A prominent academic sparred with a defense lawyer at the Khmer Rouge tribunal on Wednesday over whether the regime committed genocide, with the scholar claiming there was a “clear parallel” between the communists’ treatment of the Vietnamese and the Nazis’ persecution of the Jews.
Alex Hinton, an American anthropologist and genocide researcher who has extensively studied the Khmer Rouge, appeared at the court for a third day to face questions from Victor Koppe, a lawyer for Nuon Chea, the regime’s second-in-command, over whether killings of ethnic Vietnamese in Democratic Kampuchea constituted genocide.
According to the legal definition of genocide, killings must be enacted against a racial, ethnic, national or religious group with the intent of wiping that group out. The extermination of political groups does not fall under the term’s umbrella.
Mr. Koppe on Wednesday set about comparing the alleged genocide of the Vietnamese by the Khmer Rouge to other genocides in the 20th century, starting with the Holocaust, in which the Nazis exterminated about 6 million Jews.
“Is it true, that there is a huge difference between, on the one hand, how Nazi Germany viewed Jews and how they were treated, as opposed to how DK saw the Vietnamese and how DK ultimately treated its Vietnamese citizens?” Mr. Koppe asked.

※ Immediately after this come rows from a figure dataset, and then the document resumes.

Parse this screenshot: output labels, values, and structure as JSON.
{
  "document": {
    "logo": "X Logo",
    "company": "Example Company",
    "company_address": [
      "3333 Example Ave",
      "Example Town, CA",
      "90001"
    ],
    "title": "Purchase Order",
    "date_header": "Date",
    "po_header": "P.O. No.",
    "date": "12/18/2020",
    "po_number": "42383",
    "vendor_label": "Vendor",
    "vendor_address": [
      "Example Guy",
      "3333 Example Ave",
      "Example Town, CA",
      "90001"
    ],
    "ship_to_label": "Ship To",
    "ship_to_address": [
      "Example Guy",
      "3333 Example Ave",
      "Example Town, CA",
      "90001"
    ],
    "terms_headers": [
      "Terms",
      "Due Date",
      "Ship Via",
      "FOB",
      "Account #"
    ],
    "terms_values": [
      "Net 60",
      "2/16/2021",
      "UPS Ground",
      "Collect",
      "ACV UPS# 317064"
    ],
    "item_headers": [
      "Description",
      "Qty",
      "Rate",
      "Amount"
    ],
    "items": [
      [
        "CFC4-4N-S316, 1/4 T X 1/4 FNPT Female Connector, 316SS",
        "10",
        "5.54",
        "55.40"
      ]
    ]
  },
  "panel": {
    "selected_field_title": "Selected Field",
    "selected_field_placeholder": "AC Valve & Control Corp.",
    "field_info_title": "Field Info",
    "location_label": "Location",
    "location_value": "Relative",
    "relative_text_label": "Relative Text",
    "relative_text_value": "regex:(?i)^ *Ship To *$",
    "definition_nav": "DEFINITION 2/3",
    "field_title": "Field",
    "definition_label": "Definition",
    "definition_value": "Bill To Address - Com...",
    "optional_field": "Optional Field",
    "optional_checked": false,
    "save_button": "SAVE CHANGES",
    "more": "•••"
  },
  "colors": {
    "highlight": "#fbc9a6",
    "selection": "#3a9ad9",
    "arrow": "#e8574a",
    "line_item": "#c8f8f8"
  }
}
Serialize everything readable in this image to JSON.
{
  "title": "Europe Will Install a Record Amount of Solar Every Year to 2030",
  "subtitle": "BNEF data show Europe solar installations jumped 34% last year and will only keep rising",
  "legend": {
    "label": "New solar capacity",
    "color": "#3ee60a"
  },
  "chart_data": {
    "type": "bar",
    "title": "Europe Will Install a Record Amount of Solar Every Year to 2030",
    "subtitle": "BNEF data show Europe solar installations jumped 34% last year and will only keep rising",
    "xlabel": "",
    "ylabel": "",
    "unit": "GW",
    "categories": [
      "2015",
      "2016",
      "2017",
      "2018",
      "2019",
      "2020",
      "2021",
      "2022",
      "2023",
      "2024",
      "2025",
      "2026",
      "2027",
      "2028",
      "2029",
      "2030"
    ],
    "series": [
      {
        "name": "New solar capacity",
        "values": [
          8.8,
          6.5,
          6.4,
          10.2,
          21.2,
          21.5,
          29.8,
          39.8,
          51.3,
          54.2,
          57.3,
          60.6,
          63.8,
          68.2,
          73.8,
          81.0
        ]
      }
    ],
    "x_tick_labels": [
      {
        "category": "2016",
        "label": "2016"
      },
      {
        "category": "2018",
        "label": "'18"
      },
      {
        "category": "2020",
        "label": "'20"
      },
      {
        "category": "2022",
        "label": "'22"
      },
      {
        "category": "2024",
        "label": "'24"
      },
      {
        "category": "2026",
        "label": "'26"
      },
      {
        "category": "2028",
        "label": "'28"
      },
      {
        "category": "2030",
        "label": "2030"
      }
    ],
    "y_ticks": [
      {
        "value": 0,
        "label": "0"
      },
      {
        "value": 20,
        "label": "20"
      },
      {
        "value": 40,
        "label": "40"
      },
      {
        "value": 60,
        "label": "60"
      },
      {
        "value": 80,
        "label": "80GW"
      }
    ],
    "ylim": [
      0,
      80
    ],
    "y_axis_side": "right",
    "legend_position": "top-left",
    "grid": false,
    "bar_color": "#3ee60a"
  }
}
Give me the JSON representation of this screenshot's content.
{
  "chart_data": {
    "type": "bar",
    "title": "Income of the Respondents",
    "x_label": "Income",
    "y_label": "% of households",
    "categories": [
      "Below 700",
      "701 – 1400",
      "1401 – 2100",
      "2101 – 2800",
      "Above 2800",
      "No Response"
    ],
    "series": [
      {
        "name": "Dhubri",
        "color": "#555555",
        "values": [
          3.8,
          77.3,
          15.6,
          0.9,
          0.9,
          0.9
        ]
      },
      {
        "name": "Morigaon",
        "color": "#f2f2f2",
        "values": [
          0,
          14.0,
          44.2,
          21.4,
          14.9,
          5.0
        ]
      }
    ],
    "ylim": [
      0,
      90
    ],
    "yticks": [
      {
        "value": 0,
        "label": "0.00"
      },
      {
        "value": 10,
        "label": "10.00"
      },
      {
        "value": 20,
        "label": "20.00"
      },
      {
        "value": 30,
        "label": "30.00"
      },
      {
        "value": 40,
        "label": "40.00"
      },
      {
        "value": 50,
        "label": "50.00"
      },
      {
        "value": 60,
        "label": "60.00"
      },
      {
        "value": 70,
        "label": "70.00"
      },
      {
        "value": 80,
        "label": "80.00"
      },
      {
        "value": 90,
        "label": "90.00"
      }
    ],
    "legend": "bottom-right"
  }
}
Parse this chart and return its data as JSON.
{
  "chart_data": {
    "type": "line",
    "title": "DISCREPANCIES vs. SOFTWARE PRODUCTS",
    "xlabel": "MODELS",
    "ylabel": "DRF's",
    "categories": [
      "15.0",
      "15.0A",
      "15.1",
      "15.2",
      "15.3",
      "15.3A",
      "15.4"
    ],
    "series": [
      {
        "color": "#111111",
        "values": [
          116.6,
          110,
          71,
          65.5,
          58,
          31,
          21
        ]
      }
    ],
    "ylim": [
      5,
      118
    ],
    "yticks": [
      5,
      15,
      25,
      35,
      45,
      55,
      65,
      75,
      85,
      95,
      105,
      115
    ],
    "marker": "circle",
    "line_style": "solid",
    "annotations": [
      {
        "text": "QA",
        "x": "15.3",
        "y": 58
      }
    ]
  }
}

Mr. Hinton responded by pointing out similarities between Democratic Kampuchea and Nazi Germany, including socioeconomic upheaval, a “manufacturing difference” between groups in society, and the disempowerment of a target group before its gradual elimination.
“That process itself is a direct parallel…that occurs in a number of genocides. It’s one that occurs during the DK regime, it’s one that occurred during the Holocaust,” Mr. Hinton said.
Asked whether there were also similarities to the propaganda of Nazi Germany and Rwandan radio broadcasts that labeled members of the Tutsi minority “cockroaches” prior to the 1994 genocide there, the expert witness pointed to evidence of dehumanizing metaphors cited in “Pol Pot’s Little Red Book: The Sayings of Angkar,” by French historian Henri Locard.
“There’s all sorts of dehumanizing metaphors that are in that book. You can refer to numerous DK radio broadcasts, the same thing exists there. So yes, I think you can draw a direct parallel again and again,” Mr. Hinton said.
“With this process of manufacturing difference I’ve referred to, the parallels in that regard between the Holocaust and the Cambodian genocide are very clear and very direct, as they are with other ideological genocides,” he continued.
As the questioning neared its close and Mr. Koppe began grilling the scholar on whether he could provide documents proving the regime’s genocidal intent, the atmosphere between the two became tense.
“Give me one example of a CPK [Communist Party of Kampuchea] document or DK document in which it actually, literally says ‘new people’ should be persecuted or executed, or Vietnamese citizens should be killed, should be exterminated. Where is the document where it explicitly says that?” Mr. Koppe asked, using the Khmer Rouge term for people who lived in cities before the regime took over.
“Thank you, Mr. Co-Defense Lawyer, I didn’t realize that I was supposed to come prepared with a set of documentation to introduce into the court on my own,” Mr. Hinton retorted.
“There isn’t any,” Mr. Koppe snapped.
Mr. Hinton then told the lawyer he was wrong, and that there was a wealth of literature showing the “rhetoric of hate” against Vietnamese.
“A lot of words, Mr. President, but no answer,” Mr. Koppe said, turning to Trial Chamber President Nil Nonn before sitting down.